Written by Surbhi Gupta |Updated: February 13, 2019 9:11:02 am
A limited edition book on Tibetan murals is a study in the intricacies of Buddhism and its spiritual and emotional significance
Thomas Laird, the American writer-photographer was in the Capital at the India Art Fair (IAF), for his sumo-sized book Murals of Tibet, where he documented over hundred Buddhist murals across temples and palaces.
When I first saw them in 1986 virtually nothing had been written about the 18th-century murals and no photographs existed. To see them, you had to travel to Tibet, find the pond behind the Potala Palace, cross over a small bridge into a willow-shrouded island, and then climb up to a small dark room on the third story of the Lukhang temple. Even after this, you only see fragmentary glimpses of the murals, glimmering in darkness behind chicken-wire screens,” says writer-photographer Thomas Laird. But he was travelling with some well-known writers on Tibetology and Buddhism such as Heather Stoddard, Robert Thurman, Jakob Winkler.
The American writer-photographer was in the Capital at the India Art Fair (IAF), for his sumo-sized book Murals of Tibet, where he documented over hundred Buddhist murals across temples and palaces. German art book publisher Taschen collaborated with Roli Books’ CMYK Bookstore for the exhibit at IAF. The book comes with gloves, and a foldable stand designed by Pritzker awardee, architect Shigeru Ban. The 23-kg book has life-size images of the art work. Along with it, is a quarter-size book with text and captions that act as a guide.
Laird was one of the first foreigners to be allowed entry into Tibet in the mid-’80s. He knew nothing about the murals. His 35 years in Nepal helped him understand their importance and their influence on the Dalai Lama. “The murals are the symbol of the Buddha within and the truths of the dharma. In my discussions with the Dalai Lama, I could grasp the deep spirituality in the murals,” says Laird, who first met him in 1993. Hence, he decided to spend a decade documenting them in 50×70 cm images. Each of the limited edition tomes is personally signed by the Dalai Lama. His previous book is The Story of Tibet: Conversations with the Dalai Lama (Atlantic, 2007).

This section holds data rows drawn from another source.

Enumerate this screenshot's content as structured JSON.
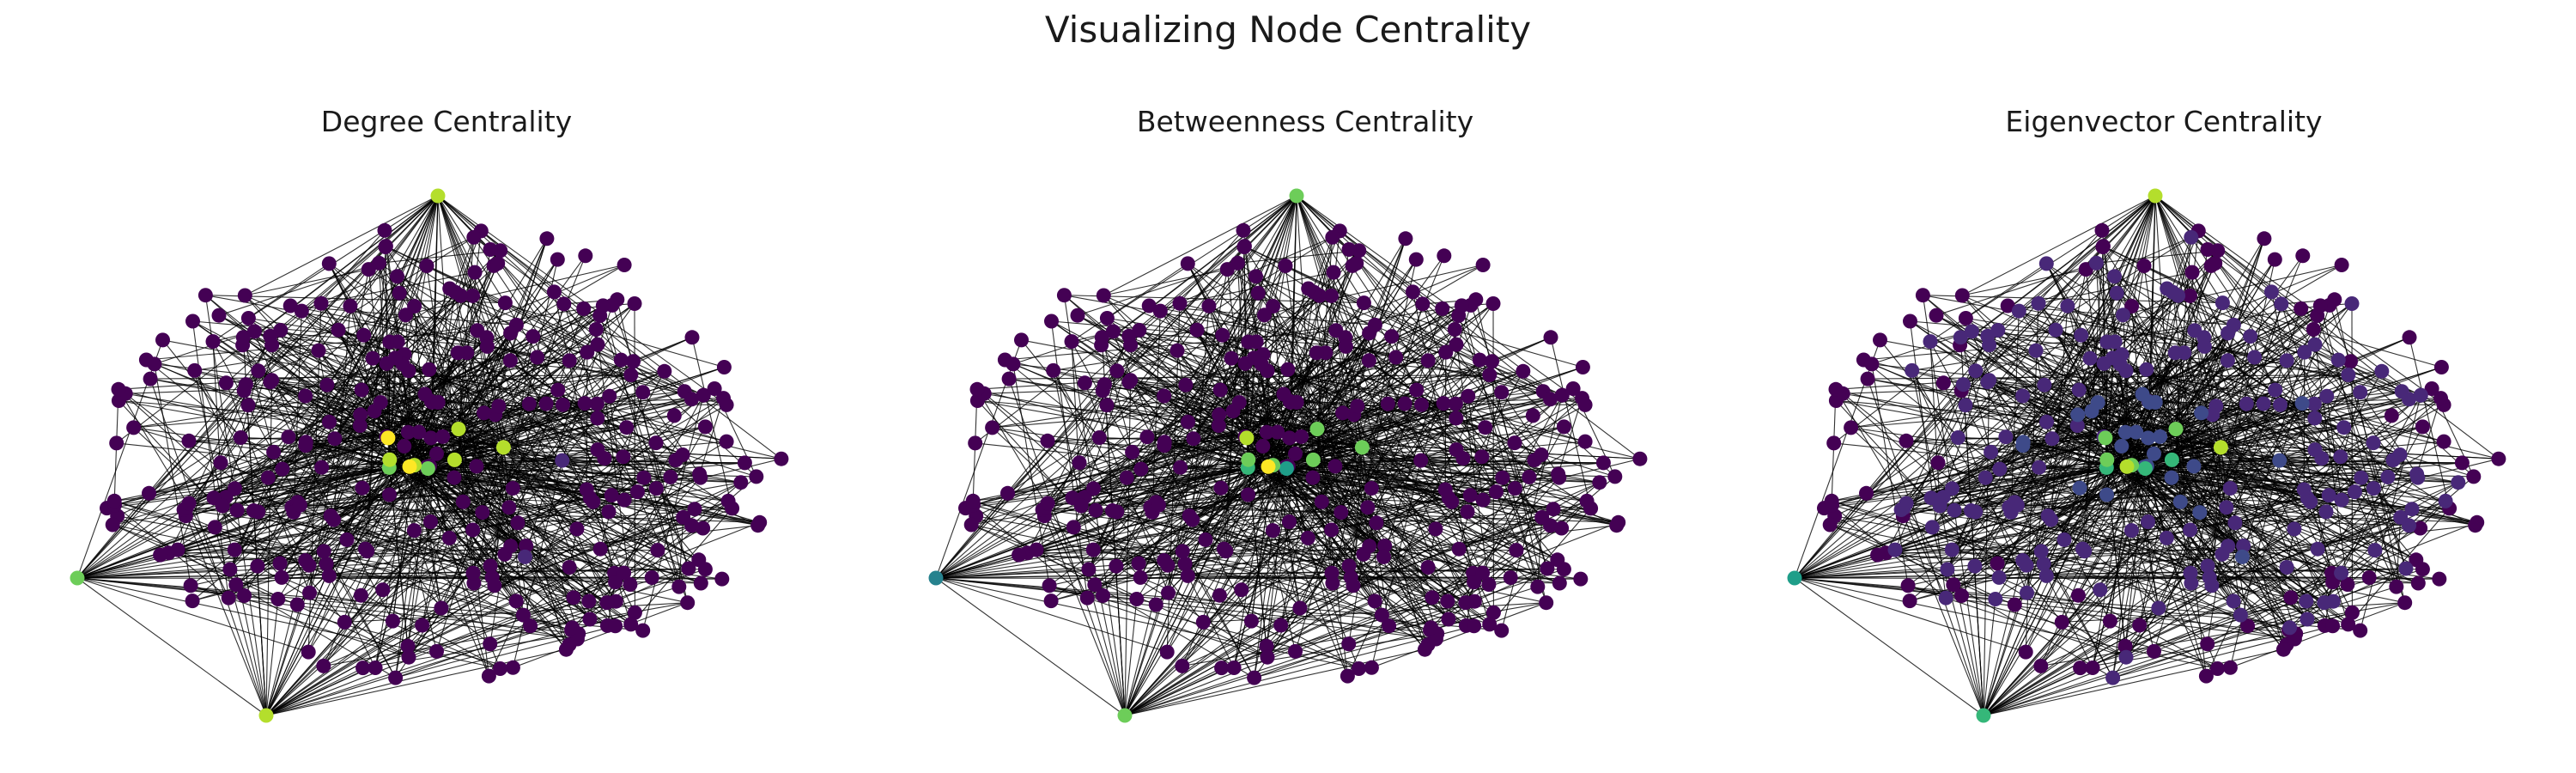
{
  "figure": {
    "title": "Visualizing Node Centrality"
  },
  "panels": [
    {
      "title": "Degree Centrality"
    },
    {
      "title": "Betweenness Centrality"
    },
    {
      "title": "Eigenvector Centrality"
    }
  ],
  "colors": {
    "edge": "#000000",
    "background": "#ffffff",
    "viridis_low": "#440154",
    "viridis_mid": "#21918c",
    "viridis_high": "#fde725"
  }
}
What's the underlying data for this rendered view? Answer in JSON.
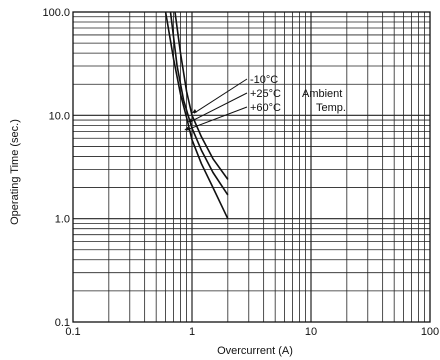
{
  "chart_data": {
    "type": "line",
    "xlabel": "Overcurrent (A)",
    "ylabel": "Operating Time (sec.)",
    "xscale": "log",
    "yscale": "log",
    "xlim": [
      0.1,
      100
    ],
    "ylim": [
      0.1,
      100
    ],
    "grid": true,
    "x_tick_labels": [
      "0.1",
      "1",
      "10",
      "100"
    ],
    "y_tick_labels": [
      "0.1",
      "1.0",
      "10.0",
      "100.0"
    ],
    "series": [
      {
        "name": "-10°C",
        "x": [
          0.72,
          0.8,
          0.9,
          1.0,
          1.2,
          1.5,
          2.0
        ],
        "y": [
          100,
          40,
          17,
          10,
          6.2,
          3.8,
          2.4
        ]
      },
      {
        "name": "+25°C",
        "x": [
          0.66,
          0.75,
          0.85,
          1.0,
          1.2,
          1.5,
          2.0
        ],
        "y": [
          100,
          30,
          14,
          7.5,
          4.6,
          2.8,
          1.7
        ]
      },
      {
        "name": "+60°C",
        "x": [
          0.6,
          0.7,
          0.8,
          0.9,
          1.0,
          1.2,
          1.5,
          2.0
        ],
        "y": [
          100,
          35,
          16,
          9.5,
          5.8,
          3.4,
          2.0,
          1.0
        ]
      }
    ],
    "annotations": {
      "ambient": "Ambient",
      "temp": "Temp."
    }
  },
  "colors": {
    "curve": "#111111",
    "grid": "#222222",
    "frame": "#111111"
  }
}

“If you go to these rooms in temples and palaces and take a snap, you’re not going to see anything as the rooms are dark and the paintings are covered in glass cases. You’ll look at the images in the book and say it’s just a photograph, but that’s not it, this is multi-image capturing and then rendering it together. I am painting with the camera, and my work makes the invisible visible,” says Laird. Since 2008, he had been working on these murals, spending eight hours with each, over 13 sites across Tibet. The book takes one on a route that might have been followed by pilgrims, starting at Drathang and continuing through important monastic sites of Central and Western Tibet.
“It’s not a dream that we could have in 19th and 20th century, its a 21st century vision,” he says. In 1986, he had worked on a book which had sketches and details of the murals but did not publish it as he was embarrassed that there were no proper photographs. “I felt frustrated that here is a chapter of world heritage and an important part of the Tibetan culture and I can’t show it to the world through my photographs, and this urged me to create perfect images of these murals,” he says. And in this book, Laird has done the exact by reproducing them digitally.
The thousand-year-old murals in Tibet — the oldest surviving — illuminate the history, mythology, and design of the land. Tibetan artists have encoded feeling and meaning of Buddhist ideals, theories, and practices onto these walls using black soot lines, ground gold, and mineral pigments. The society then was made of nomadic yak herders, who were illiterate and spent their life outdoors. They would occasionally stand in front of a mural to listen to monks decode the images through oral commentary.
The murals also have significance for Indians as some of them are the finest surviving paintings of the Pala era, while in others one can spot Indian, Chinese, Khotanese, and Kashmiri styles of art. “No Pala mural has survived in India,” says Laird, as he also shows elements from Gupta paintings in a few. “The Tibetans will tell you that they didn’t invent anything, and inherited all from India. So to bring this to India is full circle.”
His interest in Tibetan arts and culture cropped up after his first visit to Nepal in 1971, where he met Tibetan refugees, and fell in love with the Himalayas. Laird is now working on printing life-size versions of about the murals on Belgian linen, and will exhibit them in Japan, France, Germany, and England.